Matt Buxton, Daily Nebraskan
Utah's Nina Kim competes on the balance beam during the first night of competition at the NCAA Championships in Nebraska.

LINCOLN, Neb. — A Utah team that has been so consistent and so focused all season had probably its poorest meet at the wrong time, and the Utes thought that they had missed tonight's Super Six 2009 NCAA Women's Gymnastics Championships final round because of it.

They tied with UCLA at 196.625 for third place in Thursday evening's session at the University of Nebraska, behind Alabama (197.025) and Arkansas (196.95), and the Utes thought that they would again lose the tiebreaker, as they did to Nebraska at Florida in 1997.

The Utes, seeded second, were long-faced after finishing up on vault and certain they were out of the competition in one of their most promising seasons.

"We thought we were on the short end of it," said coach Greg Marsden.

Senior all-arounder Kristina Baskett said she and the others were in tears at seeing their well-crafted season go down the drain. "It was really emotional," she said. "My heart just sank. I couldn't even feel myself. You don't recover from that right away."

But, "somebody likes us up there," said senior all-arounder Nina Kim.

Ties are broken by adding the sixth (and usually non-counting) scores to the team total, and Utah's came up better than UCLA's, 234.65-234.575, giving the Utes a new lease on life.

"I can empathize with them," Marsden said of UCLA. He's been in that position before, after all. "It's just a helpless feeling."

"We're very grateful, very blessed," Kim said. "We feel like we needed this in a way." It will help the Utes refocus for tonight. They had not had such a meet all season.

Utah had four falls. Two of them came on balance beam, its second event, and the falls were followed by several wobbles and balance checks that meant Utah finished with its second-lowest beam score of the season, 48.775.

Utah came back with pretty good scores on floor (49.175), and then got 49.40, despite some steps on vault, mainly because Baskett scored 9.95. It was enough to get the Utes into the finals.

After Gael Mackie fell on beam, the steadiest performer in the history of Utah gymnastics, Jamie Deetscreek, came up next, and she fell, too.

That ended Deetscreek's school-record streak of 64 straight routines without a fall, which beat the old mark of 63 by Suzanne Metz.

She came back to open Utah's floor set with a strong 9.80.

The Utes will get an immediate chance to make up for Thursday night's beam woes tonight, because that's the event they'll start on. Their rotation is beam, bye, floor, vault, bye and bars.

Competing tonight with the Utes for the national championship are five Southeastern Conference teams — Alabama, Arkansas, Georgia, Florida and LSU.

EARLY SESSION: Overcoming errors was also the name of the game in Thursday's afternoon session. No team got through unscathed.

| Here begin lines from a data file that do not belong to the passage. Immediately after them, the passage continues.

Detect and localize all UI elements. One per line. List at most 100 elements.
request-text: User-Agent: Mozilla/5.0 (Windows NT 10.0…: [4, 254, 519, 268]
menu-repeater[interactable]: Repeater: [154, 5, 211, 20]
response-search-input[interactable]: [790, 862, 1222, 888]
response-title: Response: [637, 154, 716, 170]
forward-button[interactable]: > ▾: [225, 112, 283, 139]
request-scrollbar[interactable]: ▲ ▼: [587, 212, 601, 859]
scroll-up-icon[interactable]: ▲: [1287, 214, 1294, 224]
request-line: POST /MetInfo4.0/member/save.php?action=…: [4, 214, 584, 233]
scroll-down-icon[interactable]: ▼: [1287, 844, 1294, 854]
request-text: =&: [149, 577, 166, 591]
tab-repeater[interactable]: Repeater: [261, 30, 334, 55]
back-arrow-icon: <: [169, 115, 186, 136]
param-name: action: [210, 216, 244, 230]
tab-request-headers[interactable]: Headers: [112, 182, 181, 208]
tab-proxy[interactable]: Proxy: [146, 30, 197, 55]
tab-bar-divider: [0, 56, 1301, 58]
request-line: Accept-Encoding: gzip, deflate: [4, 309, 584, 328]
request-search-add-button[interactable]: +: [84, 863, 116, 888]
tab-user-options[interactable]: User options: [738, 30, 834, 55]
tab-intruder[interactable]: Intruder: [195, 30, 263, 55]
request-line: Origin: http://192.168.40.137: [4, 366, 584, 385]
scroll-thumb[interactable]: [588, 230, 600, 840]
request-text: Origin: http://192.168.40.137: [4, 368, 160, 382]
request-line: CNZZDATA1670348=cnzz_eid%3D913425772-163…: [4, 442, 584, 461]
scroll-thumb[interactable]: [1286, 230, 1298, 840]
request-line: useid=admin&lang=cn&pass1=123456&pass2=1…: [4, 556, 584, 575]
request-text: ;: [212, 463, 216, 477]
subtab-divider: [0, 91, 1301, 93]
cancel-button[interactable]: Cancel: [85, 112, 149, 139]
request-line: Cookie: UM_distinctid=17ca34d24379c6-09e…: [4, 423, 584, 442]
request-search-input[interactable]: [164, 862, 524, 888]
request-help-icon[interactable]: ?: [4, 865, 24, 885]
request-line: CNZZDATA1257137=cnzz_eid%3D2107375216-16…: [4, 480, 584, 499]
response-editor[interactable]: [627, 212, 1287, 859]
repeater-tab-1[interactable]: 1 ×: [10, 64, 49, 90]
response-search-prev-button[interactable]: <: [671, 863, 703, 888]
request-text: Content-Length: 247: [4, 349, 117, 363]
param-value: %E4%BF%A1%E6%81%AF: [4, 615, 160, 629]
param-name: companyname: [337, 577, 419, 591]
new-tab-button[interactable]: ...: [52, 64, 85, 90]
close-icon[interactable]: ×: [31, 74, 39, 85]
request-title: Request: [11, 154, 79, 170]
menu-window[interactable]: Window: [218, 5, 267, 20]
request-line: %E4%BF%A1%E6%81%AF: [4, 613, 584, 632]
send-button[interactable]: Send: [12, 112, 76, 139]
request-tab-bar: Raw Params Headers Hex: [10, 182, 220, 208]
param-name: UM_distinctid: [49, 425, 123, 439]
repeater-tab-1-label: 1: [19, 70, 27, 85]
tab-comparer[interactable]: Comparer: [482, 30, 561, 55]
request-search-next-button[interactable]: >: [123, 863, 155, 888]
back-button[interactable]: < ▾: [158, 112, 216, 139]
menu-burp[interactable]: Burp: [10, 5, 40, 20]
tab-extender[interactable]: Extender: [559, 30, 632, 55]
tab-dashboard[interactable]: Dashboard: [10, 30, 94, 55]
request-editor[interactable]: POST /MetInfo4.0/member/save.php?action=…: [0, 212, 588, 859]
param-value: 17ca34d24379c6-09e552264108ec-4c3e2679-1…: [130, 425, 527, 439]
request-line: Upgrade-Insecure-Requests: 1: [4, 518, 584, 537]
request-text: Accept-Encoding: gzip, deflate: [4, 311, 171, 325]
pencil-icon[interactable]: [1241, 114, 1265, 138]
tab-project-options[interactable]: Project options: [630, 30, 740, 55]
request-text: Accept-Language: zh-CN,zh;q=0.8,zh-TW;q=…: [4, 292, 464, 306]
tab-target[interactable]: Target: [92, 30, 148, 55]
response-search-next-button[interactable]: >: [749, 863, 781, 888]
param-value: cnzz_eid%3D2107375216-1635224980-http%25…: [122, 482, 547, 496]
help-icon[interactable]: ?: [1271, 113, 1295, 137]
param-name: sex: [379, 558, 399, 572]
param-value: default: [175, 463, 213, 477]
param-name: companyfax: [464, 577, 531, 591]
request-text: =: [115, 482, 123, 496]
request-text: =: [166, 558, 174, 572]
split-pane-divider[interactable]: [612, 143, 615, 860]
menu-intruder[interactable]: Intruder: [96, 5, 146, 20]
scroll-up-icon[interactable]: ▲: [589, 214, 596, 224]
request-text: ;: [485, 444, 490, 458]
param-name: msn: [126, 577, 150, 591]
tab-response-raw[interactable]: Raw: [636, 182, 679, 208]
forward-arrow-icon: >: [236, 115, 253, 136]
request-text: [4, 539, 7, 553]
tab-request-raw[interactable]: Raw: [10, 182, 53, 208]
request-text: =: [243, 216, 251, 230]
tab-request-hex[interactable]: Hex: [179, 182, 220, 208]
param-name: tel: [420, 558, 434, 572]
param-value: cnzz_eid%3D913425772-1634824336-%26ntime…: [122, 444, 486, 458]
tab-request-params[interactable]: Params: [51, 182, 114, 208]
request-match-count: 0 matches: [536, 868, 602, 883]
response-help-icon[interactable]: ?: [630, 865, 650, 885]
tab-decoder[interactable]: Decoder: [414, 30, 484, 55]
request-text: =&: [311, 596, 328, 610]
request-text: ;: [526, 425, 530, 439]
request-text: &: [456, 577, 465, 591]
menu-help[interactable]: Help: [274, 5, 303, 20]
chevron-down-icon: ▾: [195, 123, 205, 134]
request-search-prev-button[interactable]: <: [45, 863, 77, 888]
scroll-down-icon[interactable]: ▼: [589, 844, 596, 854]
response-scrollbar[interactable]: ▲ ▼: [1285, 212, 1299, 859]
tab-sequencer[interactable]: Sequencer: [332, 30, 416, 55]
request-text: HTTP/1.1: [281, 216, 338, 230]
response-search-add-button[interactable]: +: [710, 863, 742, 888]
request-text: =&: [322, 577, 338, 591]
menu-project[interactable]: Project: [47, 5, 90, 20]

Georgia got a 39.80 all-around effort from senior Courtney Kupets and a 39.50 mark from senior Tiffany Tolnay to haul the Gym Dogs into tonight's Super Six finals as the top qualifier from the early group.

Georgia started the meet with 49.225 on floor but went up from there and finished with 49.55 on beam — despite a fall by first-up Hilary Mauro — to total 197.45 and breeze into the Super Six.

Georgia has won four straight NCAA championships and has nine overall, tying Utah's nine. Utah has a 10th national championship from 1981, when it was under the auspices of the AIAW.

"The two of them were just absolutely on fire," Georgia coach Suzanne Yoculan said of Kupets and Tolnay.

The Gym Dogs had suffered a fall on beam in the Southeastern Conference meet and did not come back to win. This time, it used that experience to stay in a comfortable lead. "I was thinking thank (goodness) we had that happen at SECs, and everyone here has experienced it," said Yoculan. "When somebody falls, it's tough. At SECs, we couldn't recover from it.

"You have to go through those experiences to get stronger and tougher."

Florida, fighting one injury setback after another all season, overcame falls on bars and beam and an out-of-bounds on floor to total 196.375 and move on to tonight's finals.

"I'm almost speechless, the fact that we're sitting up here right now," said coach Rhonda Faehn. "What was unbelievable for us was how we came back to fight and rally on the bars. That was great to see."

LSU had two falls on beam and one on bars. The Tigers, however, had a 49.50 vault to help bring themselves back, and they also made tonight's finals with a 196.30.

"Well, it wasn't easy," said coach D-D Breaux. "I tell the kids all the time, 'It's the law of holes. When you find yourself in one, quit digging!' That's basically what we had to do, because we were in such a deep dark hole after balance beam, it was an uphill battle."